I will have to say I am not a big fan of subsidies for anyone, oil companies, farmers, or green technology companies. Let them make it on their own without the government support. That is what a free-market economy is supposed to act like. I think the oil companies would survive a cut in the level of government subsides they receive and the cuts would not likely impact the cost at the pump very much. On the other hand, green technology could not survive without the subsidies they now receive.

I would also like to point out that while the oil companies are getting slammed for their supposed “huge profits” you fail to mention their profits are based on margin, which sits at about 8%. Anytime the price of an item increases, profits increases as well, as long as the product continues to sell. While you are hitting the oil companies for make money on their 8% margin, no one ever talks about the nearly 40% profit margin Apple has on many of their products.

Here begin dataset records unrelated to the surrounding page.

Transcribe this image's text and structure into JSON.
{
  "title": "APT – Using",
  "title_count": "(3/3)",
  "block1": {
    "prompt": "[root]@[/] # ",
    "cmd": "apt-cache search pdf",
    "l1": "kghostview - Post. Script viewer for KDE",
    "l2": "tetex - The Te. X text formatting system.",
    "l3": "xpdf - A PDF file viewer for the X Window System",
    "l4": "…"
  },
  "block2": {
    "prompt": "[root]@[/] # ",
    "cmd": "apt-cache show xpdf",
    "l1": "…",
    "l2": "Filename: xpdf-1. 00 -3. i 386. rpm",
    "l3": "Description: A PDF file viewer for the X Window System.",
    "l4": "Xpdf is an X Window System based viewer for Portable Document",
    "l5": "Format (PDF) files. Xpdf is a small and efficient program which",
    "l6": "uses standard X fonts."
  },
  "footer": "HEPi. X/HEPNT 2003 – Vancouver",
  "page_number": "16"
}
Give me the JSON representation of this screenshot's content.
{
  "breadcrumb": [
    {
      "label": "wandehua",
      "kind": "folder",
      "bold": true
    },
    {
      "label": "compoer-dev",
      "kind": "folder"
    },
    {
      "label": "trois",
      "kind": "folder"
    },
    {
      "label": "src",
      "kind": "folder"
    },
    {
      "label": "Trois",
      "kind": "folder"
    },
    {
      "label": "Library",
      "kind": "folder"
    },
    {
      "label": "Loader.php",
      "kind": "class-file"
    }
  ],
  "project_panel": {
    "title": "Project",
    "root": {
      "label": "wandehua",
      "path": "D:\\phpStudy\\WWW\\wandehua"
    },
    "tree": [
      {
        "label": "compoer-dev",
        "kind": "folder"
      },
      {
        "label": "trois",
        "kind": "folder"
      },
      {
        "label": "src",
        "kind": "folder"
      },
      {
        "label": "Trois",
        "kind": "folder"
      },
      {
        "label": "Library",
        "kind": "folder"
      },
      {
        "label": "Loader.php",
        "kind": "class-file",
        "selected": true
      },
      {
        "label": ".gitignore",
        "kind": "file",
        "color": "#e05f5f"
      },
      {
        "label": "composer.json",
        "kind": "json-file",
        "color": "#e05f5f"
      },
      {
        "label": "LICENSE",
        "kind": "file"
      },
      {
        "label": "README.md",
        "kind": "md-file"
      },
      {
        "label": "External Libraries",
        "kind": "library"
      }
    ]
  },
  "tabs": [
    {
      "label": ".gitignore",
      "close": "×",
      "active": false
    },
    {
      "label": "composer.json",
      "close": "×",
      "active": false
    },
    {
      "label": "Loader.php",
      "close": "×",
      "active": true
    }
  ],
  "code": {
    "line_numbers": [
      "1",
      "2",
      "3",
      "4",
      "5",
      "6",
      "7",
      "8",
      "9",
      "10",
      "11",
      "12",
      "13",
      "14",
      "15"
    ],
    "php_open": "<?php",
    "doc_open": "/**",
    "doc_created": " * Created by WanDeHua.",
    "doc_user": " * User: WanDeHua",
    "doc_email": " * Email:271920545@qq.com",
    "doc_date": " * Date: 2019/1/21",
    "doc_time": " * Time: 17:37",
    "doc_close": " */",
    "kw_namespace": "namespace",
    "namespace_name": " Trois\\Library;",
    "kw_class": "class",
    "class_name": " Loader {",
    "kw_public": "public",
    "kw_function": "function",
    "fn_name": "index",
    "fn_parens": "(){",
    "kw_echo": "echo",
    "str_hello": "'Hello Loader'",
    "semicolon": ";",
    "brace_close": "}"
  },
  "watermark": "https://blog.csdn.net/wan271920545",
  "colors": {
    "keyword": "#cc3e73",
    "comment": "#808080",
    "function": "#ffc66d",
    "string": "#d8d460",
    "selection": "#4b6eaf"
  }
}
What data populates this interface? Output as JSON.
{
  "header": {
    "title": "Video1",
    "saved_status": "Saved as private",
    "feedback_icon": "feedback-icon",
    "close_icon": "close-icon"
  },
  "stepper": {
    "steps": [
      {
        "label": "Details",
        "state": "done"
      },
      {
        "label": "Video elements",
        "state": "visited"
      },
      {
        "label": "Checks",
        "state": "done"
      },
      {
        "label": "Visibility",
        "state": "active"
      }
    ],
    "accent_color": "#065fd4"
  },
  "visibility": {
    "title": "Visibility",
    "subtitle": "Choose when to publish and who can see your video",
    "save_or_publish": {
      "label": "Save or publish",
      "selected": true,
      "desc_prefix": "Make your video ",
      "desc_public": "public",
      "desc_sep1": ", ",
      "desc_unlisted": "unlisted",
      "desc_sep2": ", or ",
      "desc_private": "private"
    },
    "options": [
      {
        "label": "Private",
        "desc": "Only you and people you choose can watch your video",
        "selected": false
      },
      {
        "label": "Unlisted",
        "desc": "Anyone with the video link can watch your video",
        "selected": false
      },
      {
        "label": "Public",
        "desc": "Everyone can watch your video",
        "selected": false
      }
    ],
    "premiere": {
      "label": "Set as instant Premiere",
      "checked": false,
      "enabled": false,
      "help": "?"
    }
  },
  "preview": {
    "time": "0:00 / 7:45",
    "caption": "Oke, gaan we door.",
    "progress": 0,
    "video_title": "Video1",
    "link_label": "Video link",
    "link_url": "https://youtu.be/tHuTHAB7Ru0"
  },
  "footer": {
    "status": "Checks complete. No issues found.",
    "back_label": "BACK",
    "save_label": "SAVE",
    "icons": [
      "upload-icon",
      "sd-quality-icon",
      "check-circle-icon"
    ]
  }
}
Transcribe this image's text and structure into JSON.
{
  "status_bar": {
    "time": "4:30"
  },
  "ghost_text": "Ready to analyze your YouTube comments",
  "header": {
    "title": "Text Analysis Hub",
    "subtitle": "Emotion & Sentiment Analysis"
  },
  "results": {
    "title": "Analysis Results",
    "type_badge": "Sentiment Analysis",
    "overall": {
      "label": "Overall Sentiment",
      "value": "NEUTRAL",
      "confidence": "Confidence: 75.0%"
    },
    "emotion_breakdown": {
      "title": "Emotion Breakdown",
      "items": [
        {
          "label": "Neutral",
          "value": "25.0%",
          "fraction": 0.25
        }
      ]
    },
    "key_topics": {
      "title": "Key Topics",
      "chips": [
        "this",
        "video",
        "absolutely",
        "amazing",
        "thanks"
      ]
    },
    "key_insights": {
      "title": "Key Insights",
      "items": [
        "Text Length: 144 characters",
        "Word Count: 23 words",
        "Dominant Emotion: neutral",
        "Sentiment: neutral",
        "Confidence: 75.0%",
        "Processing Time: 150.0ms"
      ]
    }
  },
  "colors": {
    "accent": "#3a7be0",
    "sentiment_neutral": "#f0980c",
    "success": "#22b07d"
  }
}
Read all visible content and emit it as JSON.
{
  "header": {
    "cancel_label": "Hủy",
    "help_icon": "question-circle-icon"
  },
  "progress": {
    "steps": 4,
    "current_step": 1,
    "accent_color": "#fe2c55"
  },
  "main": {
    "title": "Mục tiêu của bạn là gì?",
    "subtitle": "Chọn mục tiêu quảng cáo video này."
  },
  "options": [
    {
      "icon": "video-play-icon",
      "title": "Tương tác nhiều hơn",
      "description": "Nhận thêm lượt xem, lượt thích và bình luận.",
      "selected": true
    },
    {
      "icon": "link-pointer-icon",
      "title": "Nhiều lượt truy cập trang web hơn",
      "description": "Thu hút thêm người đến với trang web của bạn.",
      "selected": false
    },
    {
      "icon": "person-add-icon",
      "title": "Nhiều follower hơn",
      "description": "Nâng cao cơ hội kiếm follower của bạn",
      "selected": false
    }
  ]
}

If you are going to base your article on ending the oil companies (and traditional energy producers) as a way to fund the social safety net, you should also look a little closer at the green technology subsides as a way to also continue funding the social safety net. You point out that the oil companies received $4 billion in government subsidies, but fail to mention that ethanol received $5.4 billion. This is for a green program that really isn’t green as many studies are pointing out that it actually is more harmful to the environment to produce ethanol rather than just keep gas ethanol free. As mentioned above, get rid of all subsidies. Just cutting off the oil and ethanol would keep $9.4 billion in the government coffers.